Kitgum County, bordering Sudan, where Kony is based, receives the full brunt of his marauding.
Fifty percent of fathers of families have been killed, and 10 percent of all mothers, mostly innocent peasant farmers. Because of rebel incursions, there are probably half a million displaced people living miserable lives on the borders in Uganda. Homes, schools and clinics have been abandoned. World Food sustains their forlorn day-to-day existence. This is the background of the Ugandan press’s cynical response to the West’s lament. It is saying, “Africa doesn’t count to the affluent West except to be used and exploited in one way or another. The only cry they hear is their own.”
Such rebel banditry and mayhem is increasing at an alarming rate all across Africa.
Perhaps a closer look at Uganda can tell us something about why the incident at Bwindi, and why such rebel activities. Uganda sits on the equator at an altitude of 3,500 feet. Much of its southern boundary hugs the spectacular, fish-rich Lake Victoria, some 200 miles across.
It is the source of the Nile. The country is the size of Oregon, extremely fertile as well as beautiful, supporting 21 million people. Winston Churchill dubbed it the “Pearl of Africa”; yet 60 percent of the people are without clean drinking water, 85 percent are without electricity. Sixty percent live on less than a dollar a day. Malnourished children are victimized by cholera and malaria.
Infant mortality is staggering.
Uganda has the highest teen-age pregnancy rate of any sub-Saharan African nation, and the average number of children per mother is 6.4. In order to service the country’s international debt, funds normally dedicated to medical and educational services have been siphoned off, causing great suffering to the masses. Uganda is 90 percent Christian, probably 50 percent Catholic, so the church is very much caught in all this. For instance, it is not uncommon that priests have no car, nor even a motorcycle to visit their 25 to 35 outstations.

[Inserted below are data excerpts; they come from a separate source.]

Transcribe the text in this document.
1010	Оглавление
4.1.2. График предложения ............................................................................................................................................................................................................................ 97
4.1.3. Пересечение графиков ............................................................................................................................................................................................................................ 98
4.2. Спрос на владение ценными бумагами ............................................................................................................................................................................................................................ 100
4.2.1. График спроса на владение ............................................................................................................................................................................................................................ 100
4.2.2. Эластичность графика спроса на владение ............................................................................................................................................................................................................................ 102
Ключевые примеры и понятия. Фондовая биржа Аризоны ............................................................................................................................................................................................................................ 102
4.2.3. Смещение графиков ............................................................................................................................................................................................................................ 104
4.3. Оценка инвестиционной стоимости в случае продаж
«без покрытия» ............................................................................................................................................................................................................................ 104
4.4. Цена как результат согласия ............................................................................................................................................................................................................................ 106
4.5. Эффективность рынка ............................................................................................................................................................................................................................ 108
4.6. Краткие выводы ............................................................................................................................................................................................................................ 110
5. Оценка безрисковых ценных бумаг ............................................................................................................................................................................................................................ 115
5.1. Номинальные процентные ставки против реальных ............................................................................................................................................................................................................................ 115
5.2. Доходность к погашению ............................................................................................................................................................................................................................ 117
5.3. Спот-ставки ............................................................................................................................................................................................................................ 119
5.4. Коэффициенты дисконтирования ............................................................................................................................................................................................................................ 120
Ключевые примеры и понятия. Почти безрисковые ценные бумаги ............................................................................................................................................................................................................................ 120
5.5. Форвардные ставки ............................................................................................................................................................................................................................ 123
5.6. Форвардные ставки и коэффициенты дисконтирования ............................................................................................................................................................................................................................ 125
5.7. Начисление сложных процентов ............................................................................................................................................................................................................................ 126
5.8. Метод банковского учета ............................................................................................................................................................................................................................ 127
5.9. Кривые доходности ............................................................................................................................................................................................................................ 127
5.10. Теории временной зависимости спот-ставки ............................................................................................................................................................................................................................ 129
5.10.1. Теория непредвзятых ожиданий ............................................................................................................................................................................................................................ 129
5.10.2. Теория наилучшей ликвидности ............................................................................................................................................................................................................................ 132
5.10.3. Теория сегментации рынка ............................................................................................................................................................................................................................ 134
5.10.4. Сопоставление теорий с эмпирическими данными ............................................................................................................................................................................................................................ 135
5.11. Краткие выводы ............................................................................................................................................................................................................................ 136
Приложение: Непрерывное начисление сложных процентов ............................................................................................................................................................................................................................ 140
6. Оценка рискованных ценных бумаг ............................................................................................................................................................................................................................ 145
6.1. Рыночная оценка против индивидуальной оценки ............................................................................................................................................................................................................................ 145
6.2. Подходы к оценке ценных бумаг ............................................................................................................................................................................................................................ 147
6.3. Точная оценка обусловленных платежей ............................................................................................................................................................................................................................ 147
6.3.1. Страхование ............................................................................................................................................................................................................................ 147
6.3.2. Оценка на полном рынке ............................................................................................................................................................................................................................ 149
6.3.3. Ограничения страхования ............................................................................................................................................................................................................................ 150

Add to this the slow, relentless erosion of past tribal loyalties and extended family support systems, once their pride. It has been happening since “the coming of the white man” and the Arabs less than 200 years ago. Africans, of course, like all peoples who survive across centuries, had a functioning and praiseworthy moral system, giving dignity, stability and joy to the people.
But as one suffering mother told me, when I suggested that her family help her:
“Father, it is not the way it used to be. People only help now if you pay them.” The anthropologist Colin Turnbull says, in The Lonely African, that the single most destructive force brought by the colonials was the concept of a money economy. Today hyper-liberal elements of the media, particularly radio and television, but also daily papers, seem bent on continuing the tearing apart of the last remnants of African traditional society by undermining all communal norms of conduct and ridiculing religion. What Pope John Paul II refers to as the culture of death is invading African societies with devastating consequences.
Here are some significant facts. Sub-Saharan Africa accounts for 83 percent of all H.I.V.-AIDS related deaths worldwide and 90 percent of the world’s AIDS orphans. Uganda leads all the African nations with a staggering 1,700,000 AIDS orphans. To the east of Uganda is Kenya, where 22 percent of girls between the ages of 15 and 19 are H.I.V. positive, but only 4 percent of boys the same age are infected.
It is grown men who are victimizing young girls. Kampala, like all large African cities, just grew and grew without planning. Today slums encircle the city, as is the case in most third world cities. They are ugly, overcrowded, cholera-prone hellholes. AIDS is everywhere, and death. Orphans begin to roam, not knowing any longer who they are. Many more men than women suffer depression from unemployment and the hollow sound of a meaningless life.